着心地のいい作務衣
作務衣を着たいとずっと前から思っていた。『三十光年の星たち』という小説の中で主人公の友人が天然染料で染めた絹の作務衣を寝巻きにしてアトピーが治ったという話を読んで、それはいいと思ったのが始まりだ。そしてまさにその本の中に出てくる京都の染物屋のモデルになったお店に藍染の作務衣を注文したのは本を読んでから数年後のことだった。残念ながら絹製を頼むことはできなかったが、身頃は藍染、おくみは榛で染めたという凝ったものだった。だいぶ大きかったし、布も思ったより固かったが、せっかくだからとしばらくこれを着て寝ていた。アトピーが治ったかといえば、大して変わらなかったという印象だ。二着目は坐禅の接心という泊まり込みの坐禅会に通うとき、作務衣が必要になった。ネットで探したが、なかなか気に入ったものには出会えなかった。どうにか見つけたものは袖口にゴムが付いていてあまり好きではなかったが、座禅の合間に行う作務には都合が良かった。
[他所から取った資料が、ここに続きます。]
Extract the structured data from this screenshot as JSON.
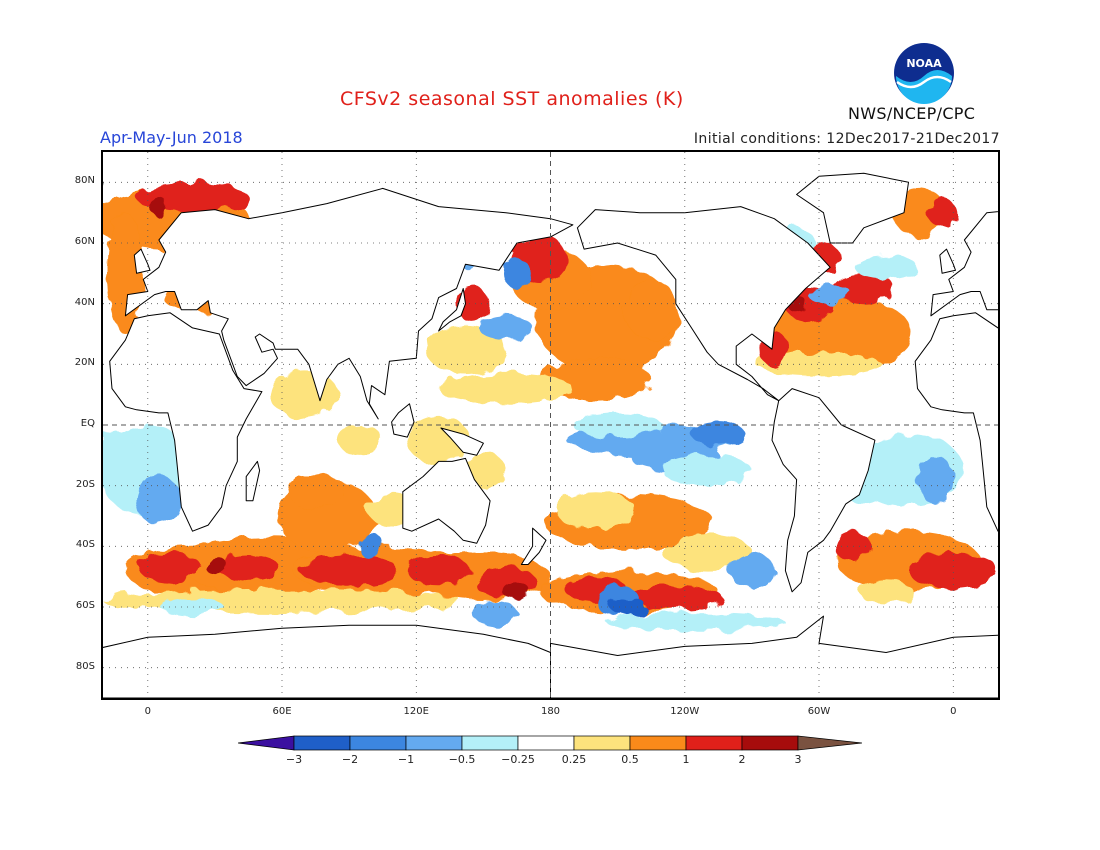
{
  "header": {
    "title": "CFSv2 seasonal SST anomalies (K)",
    "period": "Apr-May-Jun 2018",
    "initial_conditions": "Initial conditions: 12Dec2017-21Dec2017",
    "agency": "NWS/NCEP/CPC",
    "logo_text": "NOAA"
  },
  "colors": {
    "title": "#e0201a",
    "period": "#2846d8",
    "land_outline": "#000000",
    "ocean_neutral": "#ffffff"
  },
  "map": {
    "projection": "cylindrical",
    "lon_range": [
      -20,
      380
    ],
    "lat_range": [
      -90,
      90
    ],
    "lat_labels": [
      "80N",
      "60N",
      "40N",
      "20N",
      "EQ",
      "20S",
      "40S",
      "60S",
      "80S"
    ],
    "lat_values": [
      80,
      60,
      40,
      20,
      0,
      -20,
      -40,
      -60,
      -80
    ],
    "lon_labels": [
      "0",
      "60E",
      "120E",
      "180",
      "120W",
      "60W",
      "0"
    ],
    "lon_values": [
      0,
      60,
      120,
      180,
      240,
      300,
      360
    ]
  },
  "colorbar": {
    "labels": [
      "-3",
      "-2",
      "-1",
      "-0.5",
      "-0.25",
      "0.25",
      "0.5",
      "1",
      "2",
      "3"
    ],
    "colors": [
      "#3b10a0",
      "#1f5fc8",
      "#3c86e0",
      "#64aaf0",
      "#b4f0f8",
      "#ffffff",
      "#fde37d",
      "#fa8a1a",
      "#e0201a",
      "#a60c0c",
      "#7a5240"
    ]
  }
}
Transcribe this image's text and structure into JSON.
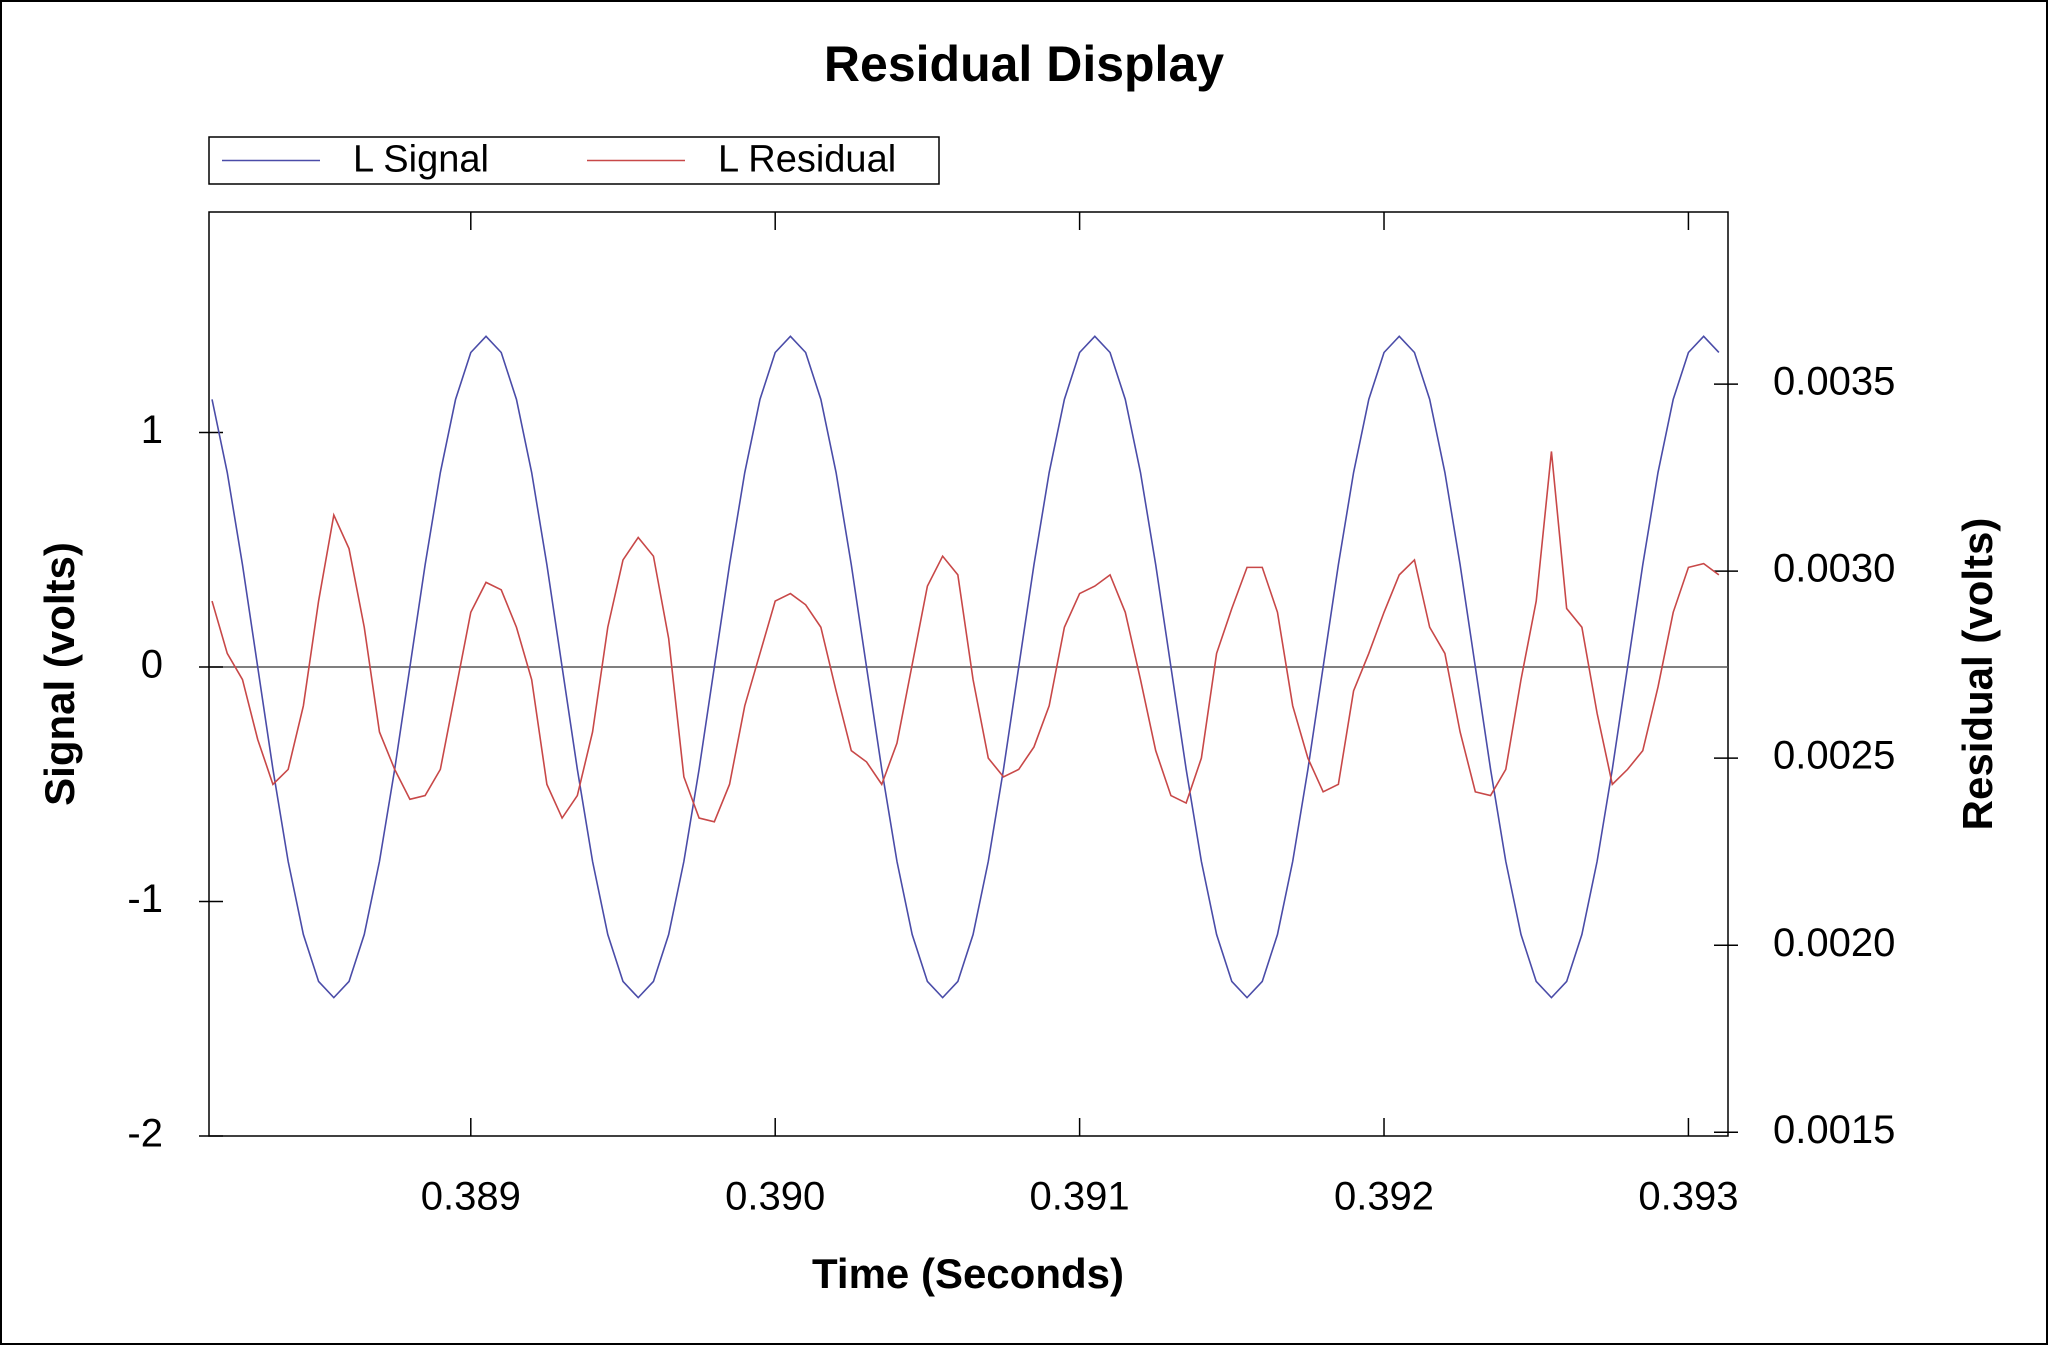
{
  "chart_data": {
    "type": "line",
    "title": "Residual Display",
    "xlabel": "Time (Seconds)",
    "ylabel": "Signal (volts)",
    "y2label": "Residual (volts)",
    "legend": "top-left",
    "zero_line": true,
    "xlim": [
      0.38814,
      0.39313
    ],
    "xticks": [
      0.389,
      {
        "value": 0.39,
        "label": "0.390"
      },
      0.391,
      0.392,
      0.393
    ],
    "ylim": [
      -2,
      1.94
    ],
    "yticks": [
      -2,
      -1,
      0,
      1
    ],
    "y2lim": [
      0.00149,
      0.00396
    ],
    "y2ticks": [
      0.0015,
      {
        "value": 0.002,
        "label": "0.0020"
      },
      0.0025,
      {
        "value": 0.003,
        "label": "0.0030"
      },
      0.0035
    ],
    "x": [
      0.38815,
      0.3882,
      0.38825,
      0.3883,
      0.38835,
      0.3884,
      0.38845,
      0.3885,
      0.38855,
      0.3886,
      0.38865,
      0.3887,
      0.38875,
      0.3888,
      0.38885,
      0.3889,
      0.38895,
      0.389,
      0.38905,
      0.3891,
      0.38915,
      0.3892,
      0.38925,
      0.3893,
      0.38935,
      0.3894,
      0.38945,
      0.3895,
      0.38955,
      0.3896,
      0.38965,
      0.3897,
      0.38975,
      0.3898,
      0.38985,
      0.3899,
      0.38995,
      0.39,
      0.39005,
      0.3901,
      0.39015,
      0.3902,
      0.39025,
      0.3903,
      0.39035,
      0.3904,
      0.39045,
      0.3905,
      0.39055,
      0.3906,
      0.39065,
      0.3907,
      0.39075,
      0.3908,
      0.39085,
      0.3909,
      0.39095,
      0.391,
      0.39105,
      0.3911,
      0.39115,
      0.3912,
      0.39125,
      0.3913,
      0.39135,
      0.3914,
      0.39145,
      0.3915,
      0.39155,
      0.3916,
      0.39165,
      0.3917,
      0.39175,
      0.3918,
      0.39185,
      0.3919,
      0.39195,
      0.392,
      0.39205,
      0.3921,
      0.39215,
      0.3922,
      0.39225,
      0.3923,
      0.39235,
      0.3924,
      0.39245,
      0.3925,
      0.39255,
      0.3926,
      0.39265,
      0.3927,
      0.39275,
      0.3928,
      0.39285,
      0.3929,
      0.39295,
      0.393,
      0.39305,
      0.3931
    ],
    "series": [
      {
        "name": "L Signal",
        "color": "#4a4ca8",
        "axis": "y",
        "values": [
          1.141,
          0.829,
          0.436,
          0,
          -0.436,
          -0.829,
          -1.141,
          -1.341,
          -1.41,
          -1.341,
          -1.141,
          -0.829,
          -0.436,
          0,
          0.436,
          0.829,
          1.141,
          1.341,
          1.41,
          1.341,
          1.141,
          0.829,
          0.436,
          0,
          -0.436,
          -0.829,
          -1.141,
          -1.341,
          -1.41,
          -1.341,
          -1.141,
          -0.829,
          -0.436,
          0,
          0.436,
          0.829,
          1.141,
          1.341,
          1.41,
          1.341,
          1.141,
          0.829,
          0.436,
          0,
          -0.436,
          -0.829,
          -1.141,
          -1.341,
          -1.41,
          -1.341,
          -1.141,
          -0.829,
          -0.436,
          0,
          0.436,
          0.829,
          1.141,
          1.341,
          1.41,
          1.341,
          1.141,
          0.829,
          0.436,
          0,
          -0.436,
          -0.829,
          -1.141,
          -1.341,
          -1.41,
          -1.341,
          -1.141,
          -0.829,
          -0.436,
          0,
          0.436,
          0.829,
          1.141,
          1.341,
          1.41,
          1.341,
          1.141,
          0.829,
          0.436,
          0,
          -0.436,
          -0.829,
          -1.141,
          -1.341,
          -1.41,
          -1.341,
          -1.141,
          -0.829,
          -0.436,
          0,
          0.436,
          0.829,
          1.141,
          1.341,
          1.41,
          1.341
        ]
      },
      {
        "name": "L Residual",
        "color": "#c84848",
        "axis": "y2",
        "values": [
          0.00292,
          0.00278,
          0.00271,
          0.00255,
          0.00243,
          0.00247,
          0.00264,
          0.00292,
          0.00315,
          0.00306,
          0.00285,
          0.00257,
          0.00247,
          0.00239,
          0.0024,
          0.00247,
          0.00268,
          0.00289,
          0.00297,
          0.00295,
          0.00285,
          0.00271,
          0.00243,
          0.00234,
          0.0024,
          0.00257,
          0.00285,
          0.00303,
          0.00309,
          0.00304,
          0.00282,
          0.00245,
          0.00234,
          0.00233,
          0.00243,
          0.00264,
          0.00278,
          0.00292,
          0.00294,
          0.00291,
          0.00285,
          0.00268,
          0.00252,
          0.00249,
          0.00243,
          0.00254,
          0.00275,
          0.00296,
          0.00304,
          0.00299,
          0.00271,
          0.0025,
          0.00245,
          0.00247,
          0.00253,
          0.00264,
          0.00285,
          0.00294,
          0.00296,
          0.00299,
          0.00289,
          0.00271,
          0.00252,
          0.0024,
          0.00238,
          0.0025,
          0.00278,
          0.0029,
          0.00301,
          0.00301,
          0.00289,
          0.00264,
          0.0025,
          0.00241,
          0.00243,
          0.00268,
          0.00278,
          0.00289,
          0.00299,
          0.00303,
          0.00285,
          0.00278,
          0.00257,
          0.00241,
          0.0024,
          0.00247,
          0.00271,
          0.00292,
          0.00332,
          0.0029,
          0.00285,
          0.00262,
          0.00243,
          0.00247,
          0.00252,
          0.00269,
          0.00289,
          0.00301,
          0.00302,
          0.00299
        ]
      }
    ]
  }
}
そして三着目。それまで着ていたパジャマが破れたのを機に妻が作務衣を作ってくれた。布も私に選ばせてくれた。生地は綿だが、絹のように柔らかい。色は高貴な紫だ。外で着るには柔らかすぎるし、色も恥ずかしいが、寝る時には最適だ。袖口にもゴムはないし、揃いのズボンもある。12月末現在、冬でも寒くない。朝起きときにはだけていることも滅多にない。夏以外は通年着られると思う。布を変えれば外出着にもなるだろう。和服は肩が楽とよく言われる。正直なところ私にはよくわからない。しかし、またパジャマに戻すかと言われればそれはないだろう。なんとも表現しにくい心地よさがあるのだ。
今回、妻は作務衣を作って販売することを決めた。このブログは元々ハーブを育てて、ハーブティーなどを売ろうとして妻が苦心して作ったものだ。いつの間にか私に乗っ取られて、雑多な記事が並べられてしまったが、この度ついに当初の目的を果たすことができた。きっとブログも喜んでいることだろう。販売の詳細については後日妻から新たな投稿があると思う。楽しみに待っていてほしい。